Moxa reports critical flaw affecting EDS-508A Ethernet switches
Take action: If you are using Moxa EDS-508A switches, make sure they are isolated from the internet and accessible only from trusted networks. Then implement the patch. The exploit vector is not immediately clear, so hackers will need some time to start attacking. But you better patch, because hackers will learn.
Learn More
Moxa is reporting a critical security vulnerability affecting their EDS-508A Series Ethernet switches that could allow unauthorized access through authentication bypass.
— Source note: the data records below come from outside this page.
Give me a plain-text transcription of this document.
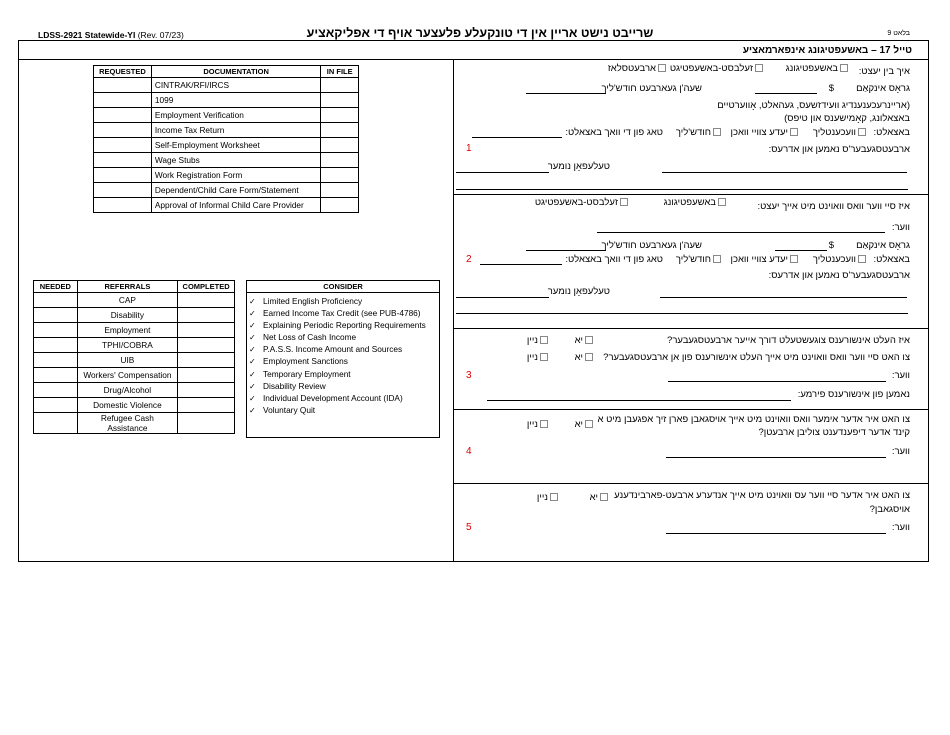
LDSS-2921 Statewide-YI (Rev. 07/23)	שרייבט נישט אריין אין די טונקעלע פלעצער אויף די אפליקאציע	בלאט 9
טייל 17 – באשעפטיגונג אינפארמאציע
REQUESTED	DOCUMENTATION	IN FILE
	CINTRAK/RFI/IRCS	
	1099	
	Employment Verification	
	Income Tax Return	
	Self-Employment Worksheet	
	Wage Stubs	
	Work Registration Form	
	Dependent/Child Care Form/Statement	
	Approval of Informal Child Care Provider	
NEEDED	REFERRALS	COMPLETED
	CAP	
	Disability	
	Employment	
	TPHI/COBRA	
	UIB	
	Workers' Compensation	
	Drug/Alcohol	
	Domestic Violence	
	Refugee Cash Assistance	
CONSIDER
✓ Limited English Proficiency
✓ Earned Income Tax Credit (see PUB-4786)
✓ Explaining Periodic Reporting Requirements
✓ Net Loss of Cash Income
✓ P.A.S.S. Income Amount and Sources
✓ Employment Sanctions
✓ Temporary Employment
✓ Disability Review
✓ Individual Development Account (IDA)
✓ Voluntary Quit
איך בין יעצט:
באשעפטיגונג
זעלבסט-באשעפטיגט
ארבעטסלאז
גראָס אינקאַם
$
שעה'ן געארבעט חודש'ליך
(אריינרעכענענדיג וועידזשעס, געהאלט, אָווערטיים
באצאלונג, קאָמישענס און טיפס)
באצאלט:
וועכענטליך
יעדע צוויי וואכן
חודש'ליך
טאג פון די וואך באצאלט:
ארבעטסגעבער'ס נאמען און אדרעס:
1
טעלעפאָן נומער
איז סיי ווער וואס וואוינט מיט אייך יעצט:
באשעפטיגונג
זעלבסט-באשעפטיגט
ווער:
גראָס אינקאַם
$
שעה'ן געארבעט חודש'ליך
באצאלט:
וועכענטליך
יעדע צוויי וואכן
חודש'ליך
טאג פון די וואך באצאלט:
2
ארבעטסגעבער'ס נאמען און אדרעס:
טעלעפאָן נומער
איז העלט אינשורענס צוגעשטעלט דורך אייער ארבעטסגעבער?
יא
ניין
צו האט סיי ווער וואס וואוינט מיט אייך העלט אינשורענס פון אן ארבעטסגעבער?
יא
ניין
ווער:
3
נאמען פון אינשורענס פירמע:
צו האט איר אדער אימער וואס וואוינט מיט אייך אויסגאבן פארן זיך אפגעבן מיט א
קינד אדער דיפענדענט צוליבן ארבעטן?
יא
ניין
ווער:
4
צו האט איר אדער סיי ווער עס וואוינט מיט אייך אנדערע ארבעט-פארבינדענע
אויסגאבן?
יא
ניין
ווער:
5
The vulnerability is tracked as CVE-2024-12297 (CVSS score 9.2) and enables unauthenticated remote exploitation, requiring no user interaction and no privileges for an attacker to exploit. The security flaw could allow malicious actors to bypass authentication mechanisms, perform brute-force attacks, execute MD5 collision attacks, gain unauthorized access to sensitive configurations, and potentially disrupt services.
The affected products include Moxa EDS-508A Series Ethernet switches running firmware version 3.11 and earlier.
Moxa has released a security patch that is available through their Technical Support team.
Organizations using these devices are strongly advised to implement several recommended mitigations, including minimizing network exposure by isolating devices from the Internet, implementing firewall rules to limit SSH access to trusted IP addresses, and deploying IDS/IPS systems to detect and prevent exploitation attempts.
Moxa has not disclosed whether there have been any active exploitation attempts in the wild, nor provided indicators of compromise for potentially affected systems.